The passage of this resolution shows the Senate’s support of the Student Collective and that members of the senate will stand by the Student Collective as the students navigate charges of violating the Student Conduct Code. The Senate is a body of representatives of UO faculty, student body and administration who work to address issues in the university community through passing legislation and creating task forces.
On Oct. 30, each student was charged with “disruption of the university” and “failure to comply.” The violations came after the students held a protest of UO President Michael Schill’s “State of the University” speech on Oct. 6. Protesters took the stage and the speech was canceled.
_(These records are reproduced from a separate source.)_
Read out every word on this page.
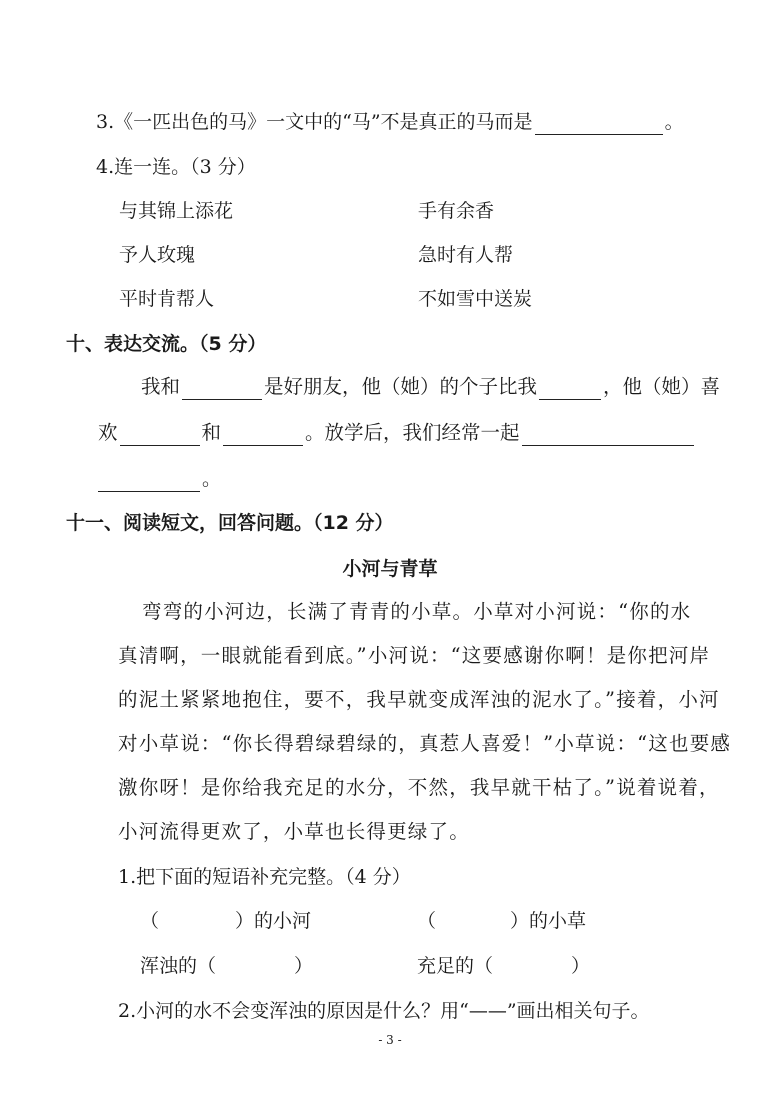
3.《一匹出色的马》一文中的“马”不是真正的马而是	。
4.连一连。（3 分）
与其锦上添花	手有余香
予人玫瑰	急时有人帮
平时肯帮人	不如雪中送炭
十、表达交流。（5 分）
我和	是好朋友，他（她）的个子比我	，他（她）喜
欢	和	。放学后，我们经常一起
。
十一、阅读短文，回答问题。（12 分）
小河与青草
弯弯的小河边，长满了青青的小草。小草对小河说：“你的水
真清啊，一眼就能看到底。”小河说：“这要感谢你啊！是你把河岸
的泥土紧紧地抱住，要不，我早就变成浑浊的泥水了。”接着，小河
对小草说：“你长得碧绿碧绿的，真惹人喜爱！”小草说：“这也要感
激你呀！是你给我充足的水分，不然，我早就干枯了。”说着说着，
小河流得更欢了，小草也长得更绿了。
1.把下面的短语补充完整。（4 分）
（	）的小河	（	）的小草
浑浊的（	）	充足的（	）
2.小河的水不会变浑浊的原因是什么？用“——”画出相关句子。
- 3 -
A few hours after the protest, the Student Collective released a list of 22 demands. A coalition of student activists, its demands hinged on the rights and safety of marginalized students on campus.
On Tuesday, Schill and Provost Jayanth Banavar wrote a letter to the Senate that was published to the Senate website. The letter recommended that the Senate should not support the collective’s list of resolutions because the administration found the wording of the resolutions to be inaccurate in certain sections.
For example, the Student Collective’s resolution stated that UO welcomed white supremacist groups to campus. Schill and Banavar’s letter states that this was not true, as the university cannot legally deny any group from being on campus, “unless they constitute true threats to the physical safety of members of our community.”
The Senate voted to divide the resolution into two parts to simplify the resolution. Part one addresses the issues with student conduct code inconsistencies regarding free speech and civil disobedience and peaceful protesting. Part two addresses the university’s attitude towards the white supremacist groups invited to campus, and how they are a danger to student safety.
The UO Student Collective first presented its resolutions at the Senate meeting on Nov. 15, when the Senate was informed it would vote on the resolutions on Nov. 29. The UO Student Collective made changes to the initial resolution on Nov. 29 to emphasize the student body’s right to free speech and clarify the resolutions overall.
According to Senate President Chris Sinclair, the Senate bylaws state that any resolutions the Senate votes on must stand for two weeks before voting. In order to vote on the passing of part one of the resolutions, the Senate had to vote on a suspension of the rules.
The Senate voted to suspend the rules to vote on the first resolution on Nov. 29 due to the impending deadline of the charges the Student Collective is facing on Dec. 8.
The resolution call for the UO administration to “cease the Student Conduct disciplinary charges” against the protesters and support the collective’s attempt to “create meaningful structural change” on campus.
Part two of the resolution proposes that the UO Senate should “urge administration to pledge that they will use their position of power to deny White Nationalists and hate groups a platform on this campus.”
Correction: This article previously reported that the UO Senate voted on all the UO Student Collective resolutions. In fact, the Senate has only voted on part one of the resolutions. This article has been changed to reflect this information.